A Rádio Barbacena teve e tem até hoje grandes radialistas, profissionais mesmo, atores, locutores, jornalistas e diretores. Todos cresceram e crescem com a Rádio Barbacena – A Pioneira das Vertentes.

Acho que se eu tivesse me esforçado mais um pouco, talvez eu pudesse ter sido uma boa atriz, mas eu não levei muito a sério esse lado profissional.

Bem Rogério, o que tenho a dizer a você é isso aí.
Escrevi tanto, mas parece que não escrevi nem a metade. Falei e não disse nada.

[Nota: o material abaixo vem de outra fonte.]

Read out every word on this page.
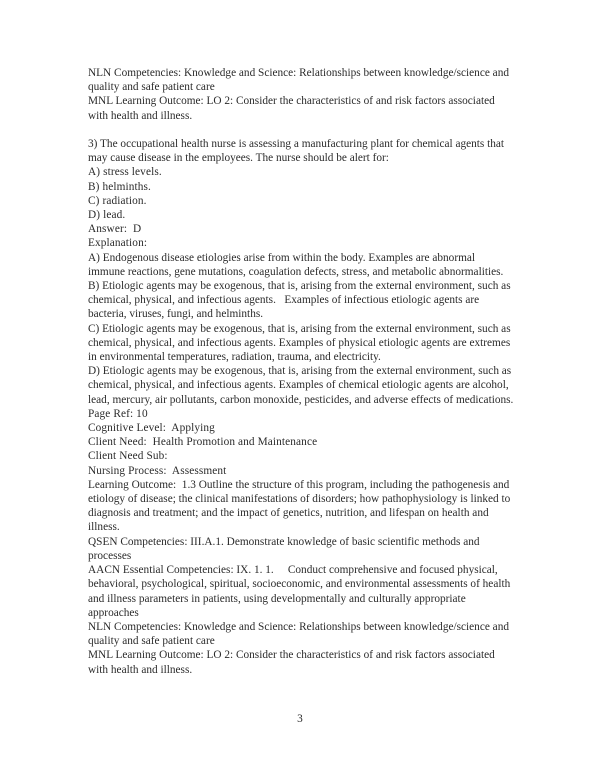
NLN Competencies: Knowledge and Science: Relationships between knowledge/science and quality and safe patient care

MNL Learning Outcome: LO 2: Consider the characteristics of and risk factors associated with health and illness.

3) The occupational health nurse is assessing a manufacturing plant for chemical agents that may cause disease in the employees. The nurse should be alert for:

A) stress levels.

B) helminths.

C) radiation.

D) lead.

Answer:  D

Explanation:

A) Endogenous disease etiologies arise from within the body. Examples are abnormal immune reactions, gene mutations, coagulation defects, stress, and metabolic abnormalities.

B) Etiologic agents may be exogenous, that is, arising from the external environment, such as chemical, physical, and infectious agents.   Examples of infectious etiologic agents are bacteria, viruses, fungi, and helminths.

C) Etiologic agents may be exogenous, that is, arising from the external environment, such as chemical, physical, and infectious agents. Examples of physical etiologic agents are extremes in environmental temperatures, radiation, trauma, and electricity.

D) Etiologic agents may be exogenous, that is, arising from the external environment, such as chemical, physical, and infectious agents. Examples of chemical etiologic agents are alcohol, lead, mercury, air pollutants, carbon monoxide, pesticides, and adverse effects of medications.

Page Ref: 10

Cognitive Level:  Applying

Client Need:  Health Promotion and Maintenance

Client Need Sub:

Nursing Process:  Assessment

Learning Outcome:  1.3 Outline the structure of this program, including the pathogenesis and etiology of disease; the clinical manifestations of disorders; how pathophysiology is linked to diagnosis and treatment; and the impact of genetics, nutrition, and lifespan on health and illness.

QSEN Competencies: III.A.1. Demonstrate knowledge of basic scientific methods and processes

AACN Essential Competencies: IX. 1. 1.     Conduct comprehensive and focused physical, behavioral, psychological, spiritual, socioeconomic, and environmental assessments of health and illness parameters in patients, using developmentally and culturally appropriate approaches

NLN Competencies: Knowledge and Science: Relationships between knowledge/science and quality and safe patient care

MNL Learning Outcome: LO 2: Consider the characteristics of and risk factors associated with health and illness.

3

A família cresceu, os filhos se formaram e seguiram seus caminhos, meu esposo faleceu, mas continuamos na luta com a graça do Criador do Universo.

A todos vocês muita sorte, saúde e felicidade.
Lutem mesmo pelo idealismo de todos e pelo crescimento da nossa querida Rádio Barbacena.

Deixo aqui, o meu reconhecimento a você Rogério Varandas, pela oportunidade de estar contribuindo em parte com a história da Rádio Barbacena.
Abraços a todos “Marise Castro”.


FONTE
Maria José de Castro Luiz “Marise Castro”
Depoimento em outubro de 2005.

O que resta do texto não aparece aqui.